Question

Show that in a right triangle, the square of the hypotenuse is equal to the sum of the squares of the other two sides. (OR) Prove that the ratio of the areas of two similar triangles is equal to the ratio of the squares of their corresponding sides.

Answer 1

Please see the picture for your answer :-

Answer 2

Answer:

Given :

A right triangle ABC right angled at B.

To prove :

AC² = AB² + BC²

Construction :

Draw BD ⊥ AC

Proof :

In Δ ADB and Δ ABC

∠ A = ∠ A    [ Common angle ]

∠ ADB = ∠ ABC   [ Both are 90° ]

∴  Δ  ADB  Similar to Δ ABC   [ By AA similarity ]

So , AD / AB = AB / AC   [ Sides are proportional ]
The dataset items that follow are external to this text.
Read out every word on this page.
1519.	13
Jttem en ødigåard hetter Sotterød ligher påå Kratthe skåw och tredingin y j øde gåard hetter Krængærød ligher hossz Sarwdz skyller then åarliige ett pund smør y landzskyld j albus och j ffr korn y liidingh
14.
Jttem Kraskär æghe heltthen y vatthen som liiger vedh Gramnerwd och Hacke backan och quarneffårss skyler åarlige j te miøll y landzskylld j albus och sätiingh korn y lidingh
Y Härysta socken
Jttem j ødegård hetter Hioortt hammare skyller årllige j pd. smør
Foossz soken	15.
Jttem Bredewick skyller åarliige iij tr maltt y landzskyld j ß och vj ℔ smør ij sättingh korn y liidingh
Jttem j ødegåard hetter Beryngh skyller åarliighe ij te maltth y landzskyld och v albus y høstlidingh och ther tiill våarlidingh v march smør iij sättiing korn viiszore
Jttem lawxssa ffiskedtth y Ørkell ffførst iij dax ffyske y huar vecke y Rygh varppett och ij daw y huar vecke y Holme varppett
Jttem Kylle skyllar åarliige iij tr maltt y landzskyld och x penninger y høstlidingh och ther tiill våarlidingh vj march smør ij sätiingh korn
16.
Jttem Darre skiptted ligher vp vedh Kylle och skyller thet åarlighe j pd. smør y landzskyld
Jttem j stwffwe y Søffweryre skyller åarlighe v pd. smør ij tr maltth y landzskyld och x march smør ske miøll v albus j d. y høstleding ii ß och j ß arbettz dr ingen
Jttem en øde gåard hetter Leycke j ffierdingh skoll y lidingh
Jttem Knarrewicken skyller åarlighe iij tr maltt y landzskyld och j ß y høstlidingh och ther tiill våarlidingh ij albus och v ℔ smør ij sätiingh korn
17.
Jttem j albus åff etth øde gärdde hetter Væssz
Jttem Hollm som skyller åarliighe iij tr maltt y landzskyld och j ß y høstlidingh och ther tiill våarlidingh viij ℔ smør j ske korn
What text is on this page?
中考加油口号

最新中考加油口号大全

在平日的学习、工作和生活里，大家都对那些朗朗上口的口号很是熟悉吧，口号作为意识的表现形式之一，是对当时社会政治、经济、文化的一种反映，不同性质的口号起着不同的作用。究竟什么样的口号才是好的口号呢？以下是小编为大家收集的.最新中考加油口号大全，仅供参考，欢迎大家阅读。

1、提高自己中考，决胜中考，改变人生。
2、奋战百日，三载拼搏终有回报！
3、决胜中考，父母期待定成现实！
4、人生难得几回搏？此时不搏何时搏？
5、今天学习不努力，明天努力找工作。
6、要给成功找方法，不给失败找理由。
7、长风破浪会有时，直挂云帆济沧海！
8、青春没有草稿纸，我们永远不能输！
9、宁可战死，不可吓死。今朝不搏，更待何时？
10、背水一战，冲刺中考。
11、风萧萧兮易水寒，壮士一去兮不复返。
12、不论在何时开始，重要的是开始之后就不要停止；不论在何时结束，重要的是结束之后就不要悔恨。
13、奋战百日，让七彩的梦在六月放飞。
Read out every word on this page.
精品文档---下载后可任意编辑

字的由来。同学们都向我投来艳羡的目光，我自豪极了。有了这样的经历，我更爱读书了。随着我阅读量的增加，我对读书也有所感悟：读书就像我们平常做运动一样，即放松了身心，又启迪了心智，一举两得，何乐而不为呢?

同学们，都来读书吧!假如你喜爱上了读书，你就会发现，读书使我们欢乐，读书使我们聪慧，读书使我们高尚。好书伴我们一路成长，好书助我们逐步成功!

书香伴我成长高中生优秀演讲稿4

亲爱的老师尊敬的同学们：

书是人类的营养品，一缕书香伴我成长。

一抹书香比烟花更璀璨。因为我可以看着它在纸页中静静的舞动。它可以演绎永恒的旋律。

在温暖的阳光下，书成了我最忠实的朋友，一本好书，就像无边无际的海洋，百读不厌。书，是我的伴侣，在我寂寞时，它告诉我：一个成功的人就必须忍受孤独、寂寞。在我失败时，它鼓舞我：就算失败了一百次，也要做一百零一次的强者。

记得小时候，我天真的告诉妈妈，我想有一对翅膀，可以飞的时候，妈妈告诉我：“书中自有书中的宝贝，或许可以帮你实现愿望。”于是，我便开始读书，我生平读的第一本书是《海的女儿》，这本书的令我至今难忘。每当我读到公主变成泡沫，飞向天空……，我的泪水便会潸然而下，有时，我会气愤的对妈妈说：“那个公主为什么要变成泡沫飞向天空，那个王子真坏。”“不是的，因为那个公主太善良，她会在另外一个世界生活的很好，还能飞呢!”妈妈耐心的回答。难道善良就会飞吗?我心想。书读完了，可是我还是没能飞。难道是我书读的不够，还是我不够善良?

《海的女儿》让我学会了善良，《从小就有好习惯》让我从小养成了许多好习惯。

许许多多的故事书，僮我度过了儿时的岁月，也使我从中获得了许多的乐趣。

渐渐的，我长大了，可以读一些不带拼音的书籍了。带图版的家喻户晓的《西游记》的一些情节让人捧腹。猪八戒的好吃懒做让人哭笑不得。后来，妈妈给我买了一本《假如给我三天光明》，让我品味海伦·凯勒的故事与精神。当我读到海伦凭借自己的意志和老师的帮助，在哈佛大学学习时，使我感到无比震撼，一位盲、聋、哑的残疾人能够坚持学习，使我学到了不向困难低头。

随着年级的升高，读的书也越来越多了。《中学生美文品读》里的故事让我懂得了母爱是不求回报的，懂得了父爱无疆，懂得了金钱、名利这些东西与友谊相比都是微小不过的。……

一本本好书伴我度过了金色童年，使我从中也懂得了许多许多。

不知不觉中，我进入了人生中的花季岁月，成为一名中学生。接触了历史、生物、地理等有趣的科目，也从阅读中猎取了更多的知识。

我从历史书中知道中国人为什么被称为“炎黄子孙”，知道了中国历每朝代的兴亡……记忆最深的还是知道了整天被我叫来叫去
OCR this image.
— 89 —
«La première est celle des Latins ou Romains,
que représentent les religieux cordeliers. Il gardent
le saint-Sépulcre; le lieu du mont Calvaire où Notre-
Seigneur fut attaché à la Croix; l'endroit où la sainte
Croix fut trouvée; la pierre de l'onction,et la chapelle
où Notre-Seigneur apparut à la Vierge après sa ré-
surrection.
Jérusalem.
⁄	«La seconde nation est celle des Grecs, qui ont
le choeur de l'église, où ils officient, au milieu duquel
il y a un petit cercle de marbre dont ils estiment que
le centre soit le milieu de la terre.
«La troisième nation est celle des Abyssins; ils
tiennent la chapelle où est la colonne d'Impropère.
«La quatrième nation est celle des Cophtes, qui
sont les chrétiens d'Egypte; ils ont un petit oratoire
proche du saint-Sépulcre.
= > AB² = AD . AC  ... ( i )

Now in Δ BDC and Δ ABC

∠ C = ∠ C    [ Common angle ]

∠ BDC = ∠ ABC   [ Both are 90° ]

∴  Δ  BDC Similar to Δ ABC   [ By AA similarity ]

So , CD / BC = BC / AC

= > BC² = CD . AC   ... ( ii )

Now adding both equation :

AB² + BC² = CD . AC +  AD . AC

AB² + BC² = AC ( CD + AD )

AB² + BC² = AC² .

AC² = AB² + BC² .

Hence proved .